Use the RA, Dec and dateobs to investigate interesting variables using:
- http://cdsportal.u-strasbg.fr/
- http://simbad.u-strasbg.fr/simbad/
- https://vizier.cds.unistra.fr/viz-bin/VizieR
Or your other favourite catalogues. You might need to take proper motion into account.

If you think your source is interesting, it's a good idea to see what it looks like in the ASKAP images. Use your CASDA skills from this week to make cutouts around interesting sources to check that they aren't extended/artefacts.

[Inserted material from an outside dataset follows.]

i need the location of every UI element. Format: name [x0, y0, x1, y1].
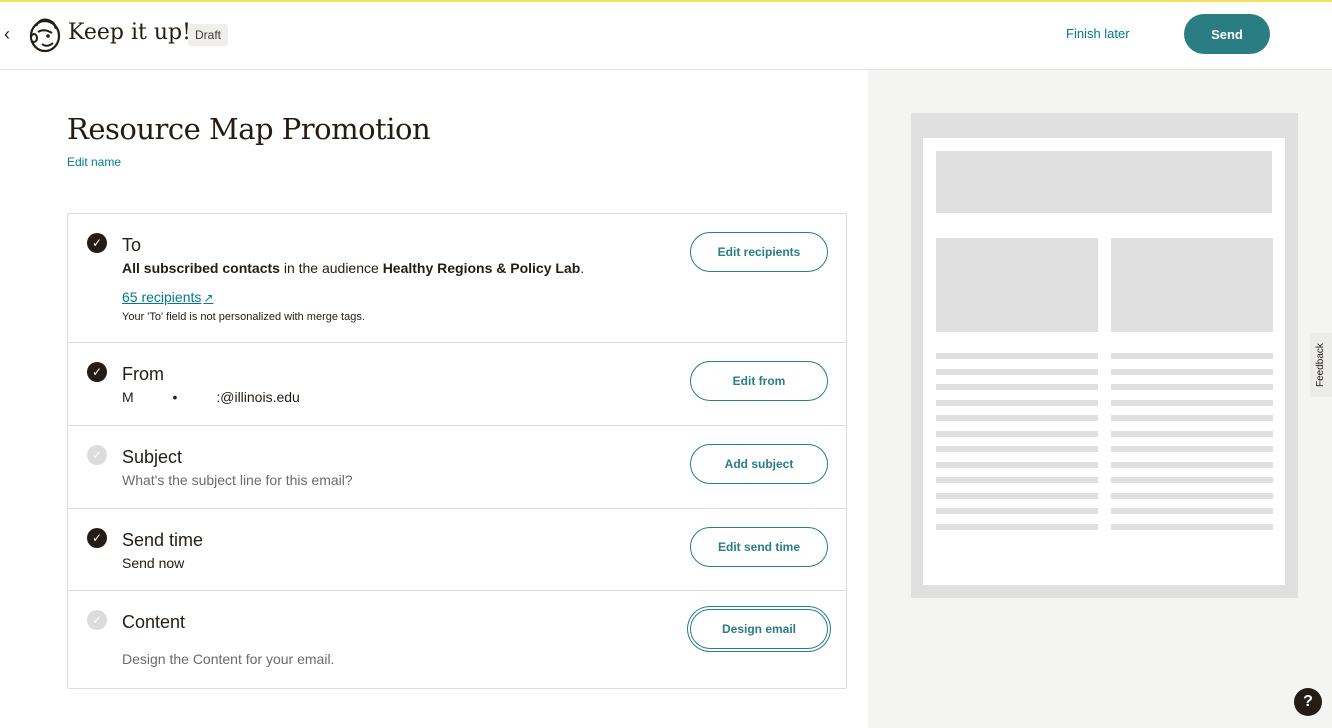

Extension: polarisation properties can give big clues about what your source might be. Use CASDA to see if your source is detected in Stokes V (or Q or U).

## Everyone should investigate at least one interesting source and add their findings as one slide in the slide deck here:
https://docs.google.com/presentation/d/1eJO_RTotf3TWiUyK0jRZtQfPPxkHsXfnsu1Hy-leFaM/edit?usp=sharing

(But investigate as many as you'd like, maybe you'll find something cool!)

# Are the variability parameters working?

Are eta-V working well? Do they pick up all the possible different kinds of variability? 

Can you think of ways to test these parameters?

We're particularly interested in sources that have a single, bright flare. Do eta and V pick those up?

Are there other variability parameters that we should test instead? Maybe parameters that other wavelengths use?

# Investigating periodicity

If one of your variables looks like it might be periodic, try using the Lomb-Scargle algorithm to find the period: https://astropy-cjhang.readthedocs.io/en/latest/stats/lombscargle.html 

There's also a Scipy Lomb-Scargle, do you get the same results for both?

# Want a bigger sample size?

Add in the data from the other folders.